Я никогда не был веселым в душе, а между тем веселье как будто всегда сопутствует мне, вокруг меня словно всегда порхают невидимые для других, легкие гении веселья, любуясь которыми, глаза мои сияют радостью. И вот люди завидуют мне, когда я прохожу мимо них счастливый и веселый, как полубог, а я хохочу, - я презираю людей и мщу им. Я никогда не унижался до того, чтобы пожелать обидеть кого-нибудь фактически, нанести действительное оскорбление, но всегда умел повернуть дело так, что люди, вступавшие со мной в сношения, выносили впечатление какой-то обиды. Слыша, как хвалят других за честность и верность, я хохочу. Я никогда не был жестокосердым, но именно в минуты наисильнейшего сердечного волнения я принимал самый холодный и бесчувственный вид. Слыша. как превозносят других за доброе сердце, любят за нежные глубокие чувства, я хохочу. Видя ненависть и презрение ко мне со стороны людей, слыша их проклятия моей холодности и бессердечию, я хохочу, потому что, презираю людей и мщу им; я хохочу - и моя злоба удовлетворяется. Вот если бы этим добрым людям удалось довести меня до того, чтобы я провинился фактически, поступил несправедливо, - тогда я был бы побежден.

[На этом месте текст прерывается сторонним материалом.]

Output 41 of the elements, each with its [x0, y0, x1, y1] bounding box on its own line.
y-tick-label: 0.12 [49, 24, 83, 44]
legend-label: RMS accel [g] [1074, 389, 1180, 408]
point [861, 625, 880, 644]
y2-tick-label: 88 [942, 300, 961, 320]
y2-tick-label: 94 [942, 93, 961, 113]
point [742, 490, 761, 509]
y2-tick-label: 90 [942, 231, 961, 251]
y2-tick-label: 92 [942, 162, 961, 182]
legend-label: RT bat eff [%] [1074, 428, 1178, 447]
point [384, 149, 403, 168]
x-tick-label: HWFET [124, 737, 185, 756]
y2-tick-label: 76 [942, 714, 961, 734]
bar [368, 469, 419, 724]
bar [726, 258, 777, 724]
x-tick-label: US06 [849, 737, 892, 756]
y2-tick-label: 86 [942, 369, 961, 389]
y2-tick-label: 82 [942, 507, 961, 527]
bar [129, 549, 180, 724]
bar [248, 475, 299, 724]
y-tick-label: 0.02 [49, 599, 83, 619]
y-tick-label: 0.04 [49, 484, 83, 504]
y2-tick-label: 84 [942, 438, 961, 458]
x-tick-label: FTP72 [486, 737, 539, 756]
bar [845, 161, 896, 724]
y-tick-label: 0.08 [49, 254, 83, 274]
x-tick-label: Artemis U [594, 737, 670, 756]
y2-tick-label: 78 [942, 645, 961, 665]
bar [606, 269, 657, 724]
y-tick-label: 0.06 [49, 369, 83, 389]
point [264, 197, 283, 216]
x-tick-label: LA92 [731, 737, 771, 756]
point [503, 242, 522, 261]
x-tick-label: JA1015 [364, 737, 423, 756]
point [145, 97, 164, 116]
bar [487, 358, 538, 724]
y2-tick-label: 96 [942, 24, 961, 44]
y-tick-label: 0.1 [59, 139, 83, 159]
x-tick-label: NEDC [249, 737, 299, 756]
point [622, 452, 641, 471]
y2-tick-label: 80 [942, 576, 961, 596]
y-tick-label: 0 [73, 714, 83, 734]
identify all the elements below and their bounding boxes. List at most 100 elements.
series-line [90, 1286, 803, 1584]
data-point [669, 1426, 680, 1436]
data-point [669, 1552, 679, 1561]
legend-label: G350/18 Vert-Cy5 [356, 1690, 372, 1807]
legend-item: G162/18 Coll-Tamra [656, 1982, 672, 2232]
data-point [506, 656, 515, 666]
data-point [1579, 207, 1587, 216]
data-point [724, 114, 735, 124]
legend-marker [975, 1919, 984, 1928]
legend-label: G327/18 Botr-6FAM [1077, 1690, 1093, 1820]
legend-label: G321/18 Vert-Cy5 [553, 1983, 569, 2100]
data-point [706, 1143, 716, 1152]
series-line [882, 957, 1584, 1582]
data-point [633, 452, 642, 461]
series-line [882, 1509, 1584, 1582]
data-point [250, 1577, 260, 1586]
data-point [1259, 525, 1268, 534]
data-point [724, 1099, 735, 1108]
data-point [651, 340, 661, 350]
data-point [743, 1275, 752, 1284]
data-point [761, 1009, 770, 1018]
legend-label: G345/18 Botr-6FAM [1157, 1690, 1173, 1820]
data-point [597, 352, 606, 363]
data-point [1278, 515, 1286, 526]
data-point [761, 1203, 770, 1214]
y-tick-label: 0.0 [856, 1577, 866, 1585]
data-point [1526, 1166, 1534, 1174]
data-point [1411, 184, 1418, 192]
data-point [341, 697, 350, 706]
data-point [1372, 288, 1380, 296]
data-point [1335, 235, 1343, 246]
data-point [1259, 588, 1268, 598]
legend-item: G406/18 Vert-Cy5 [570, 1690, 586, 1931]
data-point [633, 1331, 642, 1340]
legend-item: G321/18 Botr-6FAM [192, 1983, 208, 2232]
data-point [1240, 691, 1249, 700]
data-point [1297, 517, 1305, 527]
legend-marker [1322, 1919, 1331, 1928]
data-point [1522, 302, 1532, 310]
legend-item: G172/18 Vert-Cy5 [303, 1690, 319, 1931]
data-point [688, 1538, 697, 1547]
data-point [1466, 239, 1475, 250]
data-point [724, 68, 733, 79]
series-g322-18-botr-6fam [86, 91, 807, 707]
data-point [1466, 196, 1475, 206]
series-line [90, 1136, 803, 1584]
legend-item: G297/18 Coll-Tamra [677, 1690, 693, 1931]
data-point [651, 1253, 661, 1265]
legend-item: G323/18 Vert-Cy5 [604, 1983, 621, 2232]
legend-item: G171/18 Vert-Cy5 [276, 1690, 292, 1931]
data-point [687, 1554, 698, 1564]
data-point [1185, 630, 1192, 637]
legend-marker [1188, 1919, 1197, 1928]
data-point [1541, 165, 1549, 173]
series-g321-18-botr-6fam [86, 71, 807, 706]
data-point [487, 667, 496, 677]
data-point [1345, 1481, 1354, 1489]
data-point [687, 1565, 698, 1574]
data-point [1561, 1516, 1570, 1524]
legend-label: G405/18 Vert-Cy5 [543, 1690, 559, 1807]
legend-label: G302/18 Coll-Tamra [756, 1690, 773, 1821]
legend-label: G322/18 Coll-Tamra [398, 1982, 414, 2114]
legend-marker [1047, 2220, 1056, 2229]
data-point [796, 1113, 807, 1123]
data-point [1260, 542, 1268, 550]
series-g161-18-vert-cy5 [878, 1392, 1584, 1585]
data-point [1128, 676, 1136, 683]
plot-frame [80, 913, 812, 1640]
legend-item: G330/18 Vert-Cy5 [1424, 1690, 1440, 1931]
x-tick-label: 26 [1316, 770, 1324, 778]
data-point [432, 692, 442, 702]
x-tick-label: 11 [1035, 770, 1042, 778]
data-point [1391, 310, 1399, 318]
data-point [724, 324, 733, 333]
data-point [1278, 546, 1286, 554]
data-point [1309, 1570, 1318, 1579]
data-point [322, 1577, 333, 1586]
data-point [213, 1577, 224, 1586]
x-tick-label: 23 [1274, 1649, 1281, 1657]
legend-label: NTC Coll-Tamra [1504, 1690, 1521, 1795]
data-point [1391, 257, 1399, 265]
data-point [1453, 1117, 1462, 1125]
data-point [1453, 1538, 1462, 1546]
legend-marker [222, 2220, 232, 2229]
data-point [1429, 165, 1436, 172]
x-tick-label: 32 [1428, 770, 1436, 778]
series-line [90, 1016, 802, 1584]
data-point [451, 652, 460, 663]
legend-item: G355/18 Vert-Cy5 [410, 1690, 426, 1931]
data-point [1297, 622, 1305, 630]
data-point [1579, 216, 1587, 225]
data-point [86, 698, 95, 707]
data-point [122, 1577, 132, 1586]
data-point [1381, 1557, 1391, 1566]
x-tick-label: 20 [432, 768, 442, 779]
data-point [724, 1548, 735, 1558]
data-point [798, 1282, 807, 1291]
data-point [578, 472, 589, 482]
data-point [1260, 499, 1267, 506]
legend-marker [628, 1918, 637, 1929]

По-моему, нет ничего пагубнее воспоминаний. Если какие-нибудь житейские обстоятельства или отношения переходят у меня в воспоминания, значит самые отношения уже покончены.
Говорят, разлука обновляет любовь. Это правда, но лишь в поэтическом смысле. Жить воспоминаниями - нельзя и представить себе ничего выше этой жизни: никакая действительность не может так удовлетворить, наполнить человека, как воспоминание; в воспоминании есть такая "действительность", какой никогда не имеет самое действительность. Когда я вспоминаю какие-нибудь житейские отношения, они уже достояние вечности и временного значения не имеют.
Со мной случилось внезапное чудо: я вдруг очутился на седьмом небе, перед сонмом богов. В знак особой милости мне было предоставлено право пожелать чего-нибудь. "Хочешь, - спросил Меркурий, - молодости, красоты, власти, долгой жизни или любви первой красавицы в свете, или какую-нибудь другую усладу из нашего хлама, - выбирай, но что-нибудь одно"... После минутного раздумья я обратился к богам со следующими словами: "Почтенные современники! Я выбираю право всегда смеяться последним". Ни один из богов не ответил ни слова, но все засмеялись, из чего я заключил, что, во-первых, просьба моя уважена, а во-вторых, что боги обладают тактом: было бы ведь некстати серьезно ответить мне: "Да будет по-твоему"!
Моя душа, моя мысль бесплодны, и все же их терзают беспрерывные бессмысленные, полные желания родовые муки. Неужели же мне никогда не сообщится дар духа, который бы развязал мой язык, неужели я навеки осужден лепетать?